Mahkememizce incelenen icra dosyasında; davacının ————- çıkarıldığı anlaşılmıştır. Davalı taraf —— adına başlatıldığını bu nedenle dava şartı yokluğundan davanın usulden reddine karar verilmesini talep etmiş, mahkememizce bu hususu değerlendirmek gerekmiştir. Davalı taraf şirketlerin adi ortaklık kurduğuna ilişkin dosyaya tüm delilleri sunmuş olup, bilindiği üzere adi ortaklığın ayrı bir tüzel kişiliği yoktur. Adi ortaklığın aktif ve pasif dava ehliyeti bulunmadığından,—– aleyhine açılan davalar ile yapılan takiplerde husumetin tüm ortaklara yöneltilmesi zorunludur. Öte yandan itirazın iptali davası takip hukukundan kaynaklanmakta olup, icra takibine sıkı sıkıya bağlıdır. Bu nedenle yetkili icra dairesinde, usulünce icra takibi yapılmış olması itirazın iptali davası yönünden dava şartı niteliğindedir.
—— oluşturan şirketler — olarak gösterilmesi gerekirken incelenen icra dosyasında husumetin sadece adi ortaklık adına yöneltildiği anlaşılmıştır. Tüm bu nedenlerle husumet ehliyeti bulunmayan adi ortaklığa karşı takip başlatılması ve icra takibindeki bu eksikliğin sonradan tamamlanmasının mümkün olmaması da göz önüne alındığında takibin usulüne uygun olmadığı anlaşılmıştır. Hal böyle olunca usulüne uygun olmayan takip nedeniyle davanın dava şartı yokluğundan reddine karar vermek gerekmiştir. Nitekim İstanbul Bölge Adliye Mahkemesi —–. HD’nin —Sayılı ilamı, — Mahkemesi’nin —-. Sayılı ilamı da bu yöndedir. Bunun yanında dava konusu takibin İstanbul Anadolu —. İcra Hukuk Mah. — Sayılı dosyası ile aynı sebeple iptaline karar verildiği, ancak henüz kesinleşmediği anlaşılmıştır. Mahkememizce karşı dava tefrik edilmiş, itirazın iptali davası yönünden yukarıda belirtilen gerekçelerle davanın usulden reddine karar verilmiş ve aşağıdaki şekilde hüküm kurulmuştur.
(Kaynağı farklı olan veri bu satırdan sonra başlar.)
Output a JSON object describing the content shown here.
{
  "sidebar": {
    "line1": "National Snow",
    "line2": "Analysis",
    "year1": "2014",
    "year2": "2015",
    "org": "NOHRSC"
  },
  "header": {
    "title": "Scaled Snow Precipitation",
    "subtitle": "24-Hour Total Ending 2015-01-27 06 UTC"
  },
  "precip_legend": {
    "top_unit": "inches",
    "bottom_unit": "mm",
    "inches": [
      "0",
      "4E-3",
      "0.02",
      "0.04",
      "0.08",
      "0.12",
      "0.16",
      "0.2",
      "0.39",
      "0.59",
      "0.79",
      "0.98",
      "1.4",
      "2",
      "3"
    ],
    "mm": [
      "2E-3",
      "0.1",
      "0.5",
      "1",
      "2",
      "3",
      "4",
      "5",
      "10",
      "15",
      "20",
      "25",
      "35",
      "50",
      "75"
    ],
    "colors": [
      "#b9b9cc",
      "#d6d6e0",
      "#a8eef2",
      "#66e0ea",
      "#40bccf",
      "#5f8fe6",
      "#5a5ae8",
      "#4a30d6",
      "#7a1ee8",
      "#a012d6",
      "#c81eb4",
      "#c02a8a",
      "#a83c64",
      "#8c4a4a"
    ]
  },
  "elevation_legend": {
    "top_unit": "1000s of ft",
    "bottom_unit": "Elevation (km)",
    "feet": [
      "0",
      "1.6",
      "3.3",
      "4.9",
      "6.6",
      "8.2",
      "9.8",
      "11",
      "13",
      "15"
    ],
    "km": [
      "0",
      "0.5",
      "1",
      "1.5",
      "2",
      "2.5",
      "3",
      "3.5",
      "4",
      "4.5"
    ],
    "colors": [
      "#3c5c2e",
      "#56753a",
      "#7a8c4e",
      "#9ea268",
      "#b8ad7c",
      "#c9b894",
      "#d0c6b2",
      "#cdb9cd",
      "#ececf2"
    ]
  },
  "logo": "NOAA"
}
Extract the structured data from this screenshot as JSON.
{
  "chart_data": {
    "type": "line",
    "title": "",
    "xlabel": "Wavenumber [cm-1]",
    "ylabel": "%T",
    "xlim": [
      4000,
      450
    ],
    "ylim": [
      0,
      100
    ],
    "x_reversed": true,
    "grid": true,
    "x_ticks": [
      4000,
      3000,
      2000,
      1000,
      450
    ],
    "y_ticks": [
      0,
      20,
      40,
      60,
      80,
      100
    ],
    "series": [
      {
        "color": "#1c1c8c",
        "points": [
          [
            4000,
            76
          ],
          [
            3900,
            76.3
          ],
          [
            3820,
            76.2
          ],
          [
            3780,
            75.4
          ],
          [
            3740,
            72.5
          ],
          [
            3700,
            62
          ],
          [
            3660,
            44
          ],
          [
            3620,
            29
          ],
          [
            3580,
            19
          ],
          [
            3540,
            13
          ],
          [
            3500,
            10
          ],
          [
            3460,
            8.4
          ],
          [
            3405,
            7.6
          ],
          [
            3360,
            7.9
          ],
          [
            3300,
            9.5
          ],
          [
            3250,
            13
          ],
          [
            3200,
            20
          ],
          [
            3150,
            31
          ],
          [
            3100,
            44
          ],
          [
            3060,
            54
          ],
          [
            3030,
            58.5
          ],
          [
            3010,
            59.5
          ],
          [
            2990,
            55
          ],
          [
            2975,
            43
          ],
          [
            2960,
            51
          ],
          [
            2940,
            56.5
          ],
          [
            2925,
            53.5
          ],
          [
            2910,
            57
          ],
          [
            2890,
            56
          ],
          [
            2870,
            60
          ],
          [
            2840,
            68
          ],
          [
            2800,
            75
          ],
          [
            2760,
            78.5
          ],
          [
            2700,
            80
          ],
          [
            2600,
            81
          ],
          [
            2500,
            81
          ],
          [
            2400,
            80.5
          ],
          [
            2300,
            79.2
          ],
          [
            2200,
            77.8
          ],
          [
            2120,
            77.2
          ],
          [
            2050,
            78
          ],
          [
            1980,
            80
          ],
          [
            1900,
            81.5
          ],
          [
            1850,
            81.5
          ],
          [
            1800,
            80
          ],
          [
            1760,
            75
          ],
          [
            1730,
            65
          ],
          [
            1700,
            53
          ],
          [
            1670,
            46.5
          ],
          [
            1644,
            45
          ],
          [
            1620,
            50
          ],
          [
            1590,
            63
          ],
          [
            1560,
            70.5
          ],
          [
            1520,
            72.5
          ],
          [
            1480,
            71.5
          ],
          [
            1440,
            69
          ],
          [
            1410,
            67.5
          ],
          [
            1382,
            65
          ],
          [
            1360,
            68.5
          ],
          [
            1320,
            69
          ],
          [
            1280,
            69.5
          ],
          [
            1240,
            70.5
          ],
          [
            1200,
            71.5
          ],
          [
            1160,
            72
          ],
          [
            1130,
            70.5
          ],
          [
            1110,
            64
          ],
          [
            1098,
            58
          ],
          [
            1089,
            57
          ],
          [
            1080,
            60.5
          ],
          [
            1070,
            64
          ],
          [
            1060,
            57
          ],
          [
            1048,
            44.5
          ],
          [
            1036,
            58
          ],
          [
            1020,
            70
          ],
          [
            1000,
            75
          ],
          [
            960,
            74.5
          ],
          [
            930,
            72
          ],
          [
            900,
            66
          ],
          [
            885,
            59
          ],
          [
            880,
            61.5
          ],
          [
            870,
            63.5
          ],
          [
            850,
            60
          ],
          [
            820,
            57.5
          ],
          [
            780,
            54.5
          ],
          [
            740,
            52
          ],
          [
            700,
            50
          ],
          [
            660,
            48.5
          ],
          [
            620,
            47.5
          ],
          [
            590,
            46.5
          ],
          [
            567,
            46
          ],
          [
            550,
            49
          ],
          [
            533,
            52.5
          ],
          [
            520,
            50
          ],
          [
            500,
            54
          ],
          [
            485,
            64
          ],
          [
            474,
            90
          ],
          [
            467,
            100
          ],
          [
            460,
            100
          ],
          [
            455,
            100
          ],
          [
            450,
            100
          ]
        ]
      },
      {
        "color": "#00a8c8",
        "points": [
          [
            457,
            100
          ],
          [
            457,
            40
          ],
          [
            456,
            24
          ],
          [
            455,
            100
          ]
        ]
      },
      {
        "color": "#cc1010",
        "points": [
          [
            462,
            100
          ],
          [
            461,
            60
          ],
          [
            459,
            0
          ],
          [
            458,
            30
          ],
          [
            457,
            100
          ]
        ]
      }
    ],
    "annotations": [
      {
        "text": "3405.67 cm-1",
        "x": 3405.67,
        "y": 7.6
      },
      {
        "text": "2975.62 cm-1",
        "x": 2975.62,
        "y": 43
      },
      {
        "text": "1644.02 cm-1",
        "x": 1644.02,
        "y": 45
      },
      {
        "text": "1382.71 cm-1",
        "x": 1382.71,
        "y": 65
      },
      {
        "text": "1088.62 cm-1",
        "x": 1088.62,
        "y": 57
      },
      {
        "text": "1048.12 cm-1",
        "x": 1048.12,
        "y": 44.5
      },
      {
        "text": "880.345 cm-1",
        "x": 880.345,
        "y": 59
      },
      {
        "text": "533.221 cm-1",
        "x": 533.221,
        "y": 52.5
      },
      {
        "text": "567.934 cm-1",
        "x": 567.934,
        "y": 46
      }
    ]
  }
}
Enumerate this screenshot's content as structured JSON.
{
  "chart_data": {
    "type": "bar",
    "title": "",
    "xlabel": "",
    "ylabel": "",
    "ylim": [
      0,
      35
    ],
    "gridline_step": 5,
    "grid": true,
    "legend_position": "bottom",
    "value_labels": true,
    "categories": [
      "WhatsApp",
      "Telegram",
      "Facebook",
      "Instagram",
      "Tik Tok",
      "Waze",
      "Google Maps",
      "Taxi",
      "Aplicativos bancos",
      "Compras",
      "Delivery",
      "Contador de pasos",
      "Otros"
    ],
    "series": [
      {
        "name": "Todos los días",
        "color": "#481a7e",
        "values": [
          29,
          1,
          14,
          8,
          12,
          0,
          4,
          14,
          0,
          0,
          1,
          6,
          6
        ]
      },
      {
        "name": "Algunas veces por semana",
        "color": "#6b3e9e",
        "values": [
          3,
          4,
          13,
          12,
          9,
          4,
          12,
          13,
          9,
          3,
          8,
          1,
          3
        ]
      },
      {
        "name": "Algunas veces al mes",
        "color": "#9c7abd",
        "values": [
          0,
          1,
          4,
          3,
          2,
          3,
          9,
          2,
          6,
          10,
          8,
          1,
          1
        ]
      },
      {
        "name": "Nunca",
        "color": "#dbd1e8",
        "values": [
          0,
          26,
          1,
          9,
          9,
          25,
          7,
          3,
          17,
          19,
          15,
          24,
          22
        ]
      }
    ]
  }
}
HÜKÜM:Yukarıda açıklandığı üzere;
1-Usulüne uygun takip yapılmadığı anlaşıldığından, davanın usulden REDDİNE,
2-Alınması gerekli 59,30-TL harçtan peşin alınan 223,93-TL harcın mahsubu ile artan 164,63-TL harcın karar kesinleştiğinde ve talep halinde davacıya iadesine,
3-Davacı tarafından yapılan giderlerinin kendi üzerinde bırakılmasına,
4-Davalı tarafından yargılama gideri sarf edilmediğinden bu konuda karar verilmesine yer olmadığına,
5-Tarafların artan gider avansı bulunması ve talep etmeleri halinde karar kesinleştiğinde yatıran tarafa iadesine,
6-Davalı kendisini vekille temsil ettirdiğinden —- 7/2,13. maddesi gereğince hesaplanan 4.080,00-TL vekalet ücretinin davacıdan alınarak davalıya verilmesine,
7-6325 sayılı Kanun’un 18-A/13. bendi uyarınca Adalet Bakanlığı tarafından karşılanan—ücretinin davacıdan alınarak hazineye gelir olarak kaydedilmesine,
Dair, Gerekçeli kararın taraf vekillerine tebliğinden itibaren 2 haftalık süre içinde istinaf kanun yolu açık olmak üzere taraf vekillerinin yüzüne karşı verilen karar açıkça okundu, usulen anlatıldı.